How does Nicaragua compare with the rest of the countries you observe?

Pedro Vaca: The word I’d use for the situation there is “critical”. It would be extremely difficult to think that all the evaluations [of international organizations] could be mistaken. There are reports from the UN, and through the monitoring of the Special Follow-up Mechanism on Nicaragua of the IACHR. Also, a great many national and international organizations have provided a lot of documentation on Nicaragua.

The IACHR has rigorously collected information for several years. We’ve done this constantly, using highly professional criteria. It all points to the conclusion that there’s a crisis in human rights and violation of civil liberties.

From the other side, we encounter a narrative that, in my judgement, borders on delirium. Delirium, if it only affects a person in their home, doesn’t have much impact. But we’re speaking about an outrageous narrative that’s impacting the lives of millions of Nicaraguans.

What should be our role? First, to protect Nicaraguan civil society, the Nicaraguan press. Despite all the adversity, journalists continue making an important effort. However, that could end. There could be burnout. Many journalists could find it easier to cover other issues, or enter into advertising work. They could find this preferable to continuing to bear the personal, social, and career costs that independent journalism requires.

Secondly, I repeat here the invitation recently reiterated by the UN High Commissioner. The Nicaraguan government still has an opportunity to be accompanied by international human rights organizations.
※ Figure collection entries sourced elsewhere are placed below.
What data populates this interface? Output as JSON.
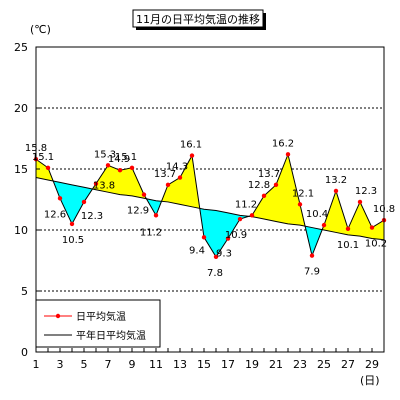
{
  "chart_data": {
    "type": "line",
    "title": "11月の日平均気温の推移",
    "ylabel": "(℃)",
    "xlabel": "(日)",
    "ylim": [
      0,
      25
    ],
    "yticks": [
      0,
      5,
      10,
      15,
      20,
      25
    ],
    "xlim": [
      1,
      30
    ],
    "xticks": [
      1,
      3,
      5,
      7,
      9,
      11,
      13,
      15,
      17,
      19,
      21,
      23,
      25,
      27,
      29
    ],
    "grid": "horizontal-dashed",
    "legend_position": "bottom-left",
    "x": [
      1,
      2,
      3,
      4,
      5,
      6,
      7,
      8,
      9,
      10,
      11,
      12,
      13,
      14,
      15,
      16,
      17,
      18,
      19,
      20,
      21,
      22,
      23,
      24,
      25,
      26,
      27,
      28,
      29,
      30
    ],
    "series": [
      {
        "name": "日平均気温",
        "values": [
          15.8,
          15.1,
          12.6,
          10.5,
          12.3,
          13.8,
          15.3,
          14.9,
          15.1,
          12.9,
          11.2,
          13.7,
          14.3,
          16.1,
          9.4,
          7.8,
          9.3,
          10.9,
          11.2,
          12.8,
          13.7,
          16.2,
          12.1,
          7.9,
          10.4,
          13.2,
          10.1,
          12.3,
          10.2,
          10.8
        ],
        "color": "#ff0000"
      },
      {
        "name": "平年日平均気温",
        "values": [
          14.3,
          14.1,
          13.9,
          13.7,
          13.5,
          13.3,
          13.1,
          12.9,
          12.8,
          12.6,
          12.4,
          12.3,
          12.1,
          11.9,
          11.7,
          11.6,
          11.4,
          11.2,
          11.1,
          10.9,
          10.7,
          10.5,
          10.4,
          10.2,
          10.0,
          9.8,
          9.6,
          9.5,
          9.3,
          9.2
        ],
        "color": "#000000"
      }
    ],
    "fill_above_color": "#ffff00",
    "fill_below_color": "#00ffff"
  }
}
The third role that the office of the Special Rapporteur for Freedom of Expression can play is to encourage a regional dialogue. Otherwise, other countries in the region could see that there’re no consequences for exercising that [repressive] model. They may think, “Why not implement it as well?”

How would you classify the level of danger for journalists in Nicaragua?

Pedro Vaca: To be a journalist in Nicaragua at this time requires a high dose of courage. It’s not an easy job. I believe they face constant fear and anxiety.

Nicaragua is one of the countries where the government makes the greatest effort to generate that fear. They want it to grow, and to result in self-censorship.

Yet, even the media outlets that the State closed continue producing journalism. How do you view the quality of Nicaraguan journalism?

Pedro Vaca:  Latin American journalism in general – including Nicaragua, of course – has an enormous capacity for resilience. The journalists are men and women with a very high social commitment. Despite the adversity, and with very limited resources, they transmit contents that help citizens make decisions for the future. That’s why it’s so important to have this conversation in a pre-electoral period. So that these guarantees for civil liberties can be demanded.

Do the Rapporteur, the IACHR, and the OAS have any ability to influence the Nicaraguan government, to put the brakes on these censorship policies?

Pedro Vaca: We’ve worked to analyze the situation, at a legal level and by monitoring what’s happening. Our willingness to visit and see the situation on the ground has been a constant refrain. However, there must be a desire to have this accompaniment, and regrettably, that’s lacking at this time.

Do the governments represented in the OAS have any voice in the crisis? Is this a political issue, or one of press freedom?

Pedro Vaca: The organization has different teams. We’re responsible for monitoring, evaluating, and making recommendations about human rights.

The information is available, and the recommendations are public. The area in which there could hopefully be some advance would be that of political dialogue. However, that’s not our area.

Our willingness to offer technical support in human rights is there, but the Nicaraguan government has closed its doors, even to the IACHR.

I hope that they reconsider that stubbornness sooner rather than later. What’s at stake, at the center of the conversation, are the human rights of all Nicaraguans.